Más allá de la relación ingresos / costes, no creo que haya ninguna industria que pueda sobrevivir ofreciendo al público piezas que contienen semejante nivel de fallos.

Y ese es uno de los más fascinantes ejemplos de cómo el sistema productivo global se ha agotado, sin ofrecer nada realmente nuevo desde hace décadas, aparte de las economías colaborativas, cuyo objetivo no es otro que desacoplar a los empleados de sus empresas y convertirlos en autónomos depauperados ("la comunidad") al ritmo que crecen los beneficios empresariales, o del "rescate y embellecimiento" de tecnologías añejas como las que conforman el mundo de la impresión 3D a nivel "popular", cuyos resultados, más que ausencia de progreso, lo que están provocando es un retroceso frente a la produccción tradicional.

A muchos se les llena la boca con esta historia de la nueva revolución industrial, pero si ésta revolución consiste en ofrecer productos extremadamente caros, extremadamente problemáticos, a precios extremadamente elevados, y sin beneficios para las empresas, las cuáles sobreviven a base de rondas de financiación (o sea, deuda) yo creo que deberíamos empezar a pensar que ese lugar desconocido en el que nos estamos adentrando, deberíamos denominarlo "Primera Involución Industrial".

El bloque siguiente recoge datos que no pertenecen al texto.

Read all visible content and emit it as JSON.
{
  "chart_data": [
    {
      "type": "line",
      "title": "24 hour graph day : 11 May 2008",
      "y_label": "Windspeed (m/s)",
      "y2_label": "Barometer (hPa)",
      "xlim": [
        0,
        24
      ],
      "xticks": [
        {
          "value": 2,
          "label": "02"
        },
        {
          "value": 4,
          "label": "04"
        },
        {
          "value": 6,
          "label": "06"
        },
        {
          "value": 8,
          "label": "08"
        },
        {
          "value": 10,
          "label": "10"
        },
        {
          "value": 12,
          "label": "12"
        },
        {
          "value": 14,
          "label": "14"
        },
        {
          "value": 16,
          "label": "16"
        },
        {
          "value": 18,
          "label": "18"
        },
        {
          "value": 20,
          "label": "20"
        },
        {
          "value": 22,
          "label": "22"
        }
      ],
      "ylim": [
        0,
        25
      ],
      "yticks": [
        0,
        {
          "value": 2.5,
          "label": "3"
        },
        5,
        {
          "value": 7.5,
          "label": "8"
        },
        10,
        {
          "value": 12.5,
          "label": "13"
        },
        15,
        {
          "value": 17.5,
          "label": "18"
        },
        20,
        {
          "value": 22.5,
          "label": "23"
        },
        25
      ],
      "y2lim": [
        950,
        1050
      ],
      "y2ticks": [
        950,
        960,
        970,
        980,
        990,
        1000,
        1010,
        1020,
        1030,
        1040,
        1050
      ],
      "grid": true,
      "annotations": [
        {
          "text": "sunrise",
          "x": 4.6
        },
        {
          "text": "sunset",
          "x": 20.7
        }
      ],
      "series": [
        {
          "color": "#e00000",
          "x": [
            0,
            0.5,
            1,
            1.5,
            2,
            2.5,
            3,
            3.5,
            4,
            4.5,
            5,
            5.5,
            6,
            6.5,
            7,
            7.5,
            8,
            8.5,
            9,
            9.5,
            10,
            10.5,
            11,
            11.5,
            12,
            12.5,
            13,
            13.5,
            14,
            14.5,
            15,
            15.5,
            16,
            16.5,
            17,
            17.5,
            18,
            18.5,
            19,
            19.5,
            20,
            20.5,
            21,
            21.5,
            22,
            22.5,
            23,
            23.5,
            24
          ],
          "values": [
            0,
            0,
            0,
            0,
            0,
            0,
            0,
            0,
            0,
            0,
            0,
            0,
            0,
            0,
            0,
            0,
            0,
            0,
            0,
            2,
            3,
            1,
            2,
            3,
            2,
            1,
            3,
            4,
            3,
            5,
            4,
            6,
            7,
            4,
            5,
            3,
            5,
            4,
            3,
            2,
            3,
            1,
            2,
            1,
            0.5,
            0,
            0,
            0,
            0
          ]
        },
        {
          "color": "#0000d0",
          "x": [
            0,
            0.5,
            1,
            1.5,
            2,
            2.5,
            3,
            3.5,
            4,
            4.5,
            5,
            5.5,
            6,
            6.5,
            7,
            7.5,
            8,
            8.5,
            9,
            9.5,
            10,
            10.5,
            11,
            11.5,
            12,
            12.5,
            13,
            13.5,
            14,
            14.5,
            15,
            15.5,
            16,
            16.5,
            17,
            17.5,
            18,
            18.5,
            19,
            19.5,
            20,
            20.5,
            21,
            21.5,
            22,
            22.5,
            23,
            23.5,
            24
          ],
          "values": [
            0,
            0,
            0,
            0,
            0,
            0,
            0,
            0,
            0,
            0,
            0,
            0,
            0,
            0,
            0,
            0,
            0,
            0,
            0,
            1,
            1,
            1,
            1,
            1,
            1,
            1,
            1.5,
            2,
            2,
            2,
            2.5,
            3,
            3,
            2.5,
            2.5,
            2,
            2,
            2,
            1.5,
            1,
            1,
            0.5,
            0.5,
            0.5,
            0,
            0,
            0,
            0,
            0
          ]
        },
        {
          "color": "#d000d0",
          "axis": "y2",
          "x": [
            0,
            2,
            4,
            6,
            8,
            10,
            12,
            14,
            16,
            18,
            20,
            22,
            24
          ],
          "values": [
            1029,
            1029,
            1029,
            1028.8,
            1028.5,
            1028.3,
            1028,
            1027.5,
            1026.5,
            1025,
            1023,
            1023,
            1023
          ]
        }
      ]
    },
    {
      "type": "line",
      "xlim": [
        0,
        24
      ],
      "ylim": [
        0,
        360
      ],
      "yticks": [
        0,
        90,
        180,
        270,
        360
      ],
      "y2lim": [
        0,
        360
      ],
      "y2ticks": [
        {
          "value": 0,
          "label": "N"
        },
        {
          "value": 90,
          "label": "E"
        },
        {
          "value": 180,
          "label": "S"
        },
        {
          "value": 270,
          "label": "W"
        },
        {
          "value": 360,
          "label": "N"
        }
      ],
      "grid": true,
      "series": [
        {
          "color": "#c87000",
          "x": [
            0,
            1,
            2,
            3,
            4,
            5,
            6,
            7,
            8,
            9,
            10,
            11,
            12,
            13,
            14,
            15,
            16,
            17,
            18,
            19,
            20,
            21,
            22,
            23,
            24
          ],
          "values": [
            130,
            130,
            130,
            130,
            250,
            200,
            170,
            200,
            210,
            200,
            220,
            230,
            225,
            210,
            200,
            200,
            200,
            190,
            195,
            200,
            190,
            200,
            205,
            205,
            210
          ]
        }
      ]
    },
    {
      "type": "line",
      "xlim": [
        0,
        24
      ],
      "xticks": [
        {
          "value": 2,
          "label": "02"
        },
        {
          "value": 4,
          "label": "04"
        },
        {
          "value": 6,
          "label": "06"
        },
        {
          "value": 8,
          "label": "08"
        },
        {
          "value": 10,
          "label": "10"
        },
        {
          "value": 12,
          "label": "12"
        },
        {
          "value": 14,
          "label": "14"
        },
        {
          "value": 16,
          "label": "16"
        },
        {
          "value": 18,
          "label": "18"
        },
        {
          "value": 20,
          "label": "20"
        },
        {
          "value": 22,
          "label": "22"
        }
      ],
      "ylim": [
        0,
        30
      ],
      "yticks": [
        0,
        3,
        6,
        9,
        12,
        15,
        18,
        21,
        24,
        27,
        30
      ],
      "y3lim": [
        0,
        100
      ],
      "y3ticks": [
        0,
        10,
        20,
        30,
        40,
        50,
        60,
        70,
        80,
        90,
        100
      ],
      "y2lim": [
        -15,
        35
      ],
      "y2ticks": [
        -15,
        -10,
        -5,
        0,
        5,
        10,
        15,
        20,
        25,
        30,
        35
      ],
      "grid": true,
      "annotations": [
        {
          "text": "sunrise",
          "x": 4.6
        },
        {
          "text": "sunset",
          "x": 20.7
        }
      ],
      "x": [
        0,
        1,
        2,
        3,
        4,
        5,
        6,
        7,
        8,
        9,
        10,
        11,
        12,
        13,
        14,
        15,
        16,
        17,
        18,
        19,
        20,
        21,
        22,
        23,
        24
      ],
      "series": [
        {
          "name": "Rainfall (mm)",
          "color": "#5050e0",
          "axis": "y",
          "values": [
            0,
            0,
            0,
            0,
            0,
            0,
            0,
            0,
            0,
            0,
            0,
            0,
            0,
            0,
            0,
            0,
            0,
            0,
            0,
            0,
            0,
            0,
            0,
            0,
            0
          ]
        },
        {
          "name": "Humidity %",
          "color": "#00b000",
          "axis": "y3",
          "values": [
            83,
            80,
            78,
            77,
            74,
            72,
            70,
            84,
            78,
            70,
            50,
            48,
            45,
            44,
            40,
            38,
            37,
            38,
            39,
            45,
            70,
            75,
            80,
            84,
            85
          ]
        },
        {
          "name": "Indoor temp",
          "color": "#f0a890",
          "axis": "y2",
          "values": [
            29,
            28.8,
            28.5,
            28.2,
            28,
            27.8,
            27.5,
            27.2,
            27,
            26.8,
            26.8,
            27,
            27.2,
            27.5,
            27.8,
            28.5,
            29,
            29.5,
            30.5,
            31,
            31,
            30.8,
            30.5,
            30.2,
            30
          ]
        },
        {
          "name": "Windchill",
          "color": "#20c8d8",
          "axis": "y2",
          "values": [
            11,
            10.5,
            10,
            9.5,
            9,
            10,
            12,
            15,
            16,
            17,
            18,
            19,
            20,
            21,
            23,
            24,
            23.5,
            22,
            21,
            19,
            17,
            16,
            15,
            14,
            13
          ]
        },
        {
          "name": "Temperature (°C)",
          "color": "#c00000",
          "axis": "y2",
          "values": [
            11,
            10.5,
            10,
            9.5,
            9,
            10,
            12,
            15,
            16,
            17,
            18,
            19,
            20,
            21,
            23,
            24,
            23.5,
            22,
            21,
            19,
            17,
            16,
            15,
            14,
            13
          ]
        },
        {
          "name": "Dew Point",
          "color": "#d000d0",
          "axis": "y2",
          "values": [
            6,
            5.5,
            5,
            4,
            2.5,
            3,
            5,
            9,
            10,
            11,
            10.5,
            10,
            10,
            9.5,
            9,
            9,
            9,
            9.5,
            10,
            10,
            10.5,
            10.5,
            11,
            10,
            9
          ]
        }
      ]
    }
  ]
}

P.D.: no suelo andarme con justificaciones. Y sí, evidentemente, obviamente, efectivamente, la impresión 3D como ente abstracto tiene mucho que ofrecer. Pero aquí de lo que hablamos no es de tecnologías reales y maravillosas aplicadas a necesidades reales como la medicina, sini de esa visión de la impresión 3D popularizada por los telediarios y los publireportajes que iba a cambiarlo absolutamente todo, pero que año tras año, sin evolucionar, sin suponer ninguna revolución (es decir, menores costes, más producción, como cualquier revolución industrial de las de toda la vida), demuestra que no es capaz de ofrecer una alternativa a los procesos tradicionales de fabricación, ni mucho menos, de permitir que la producción sea accesible a pequeños artesanos sin tener que hacer enormes inversiones.

Por que, al fin y al cabo, eso es lo que se prometía y no se está cumpliendo.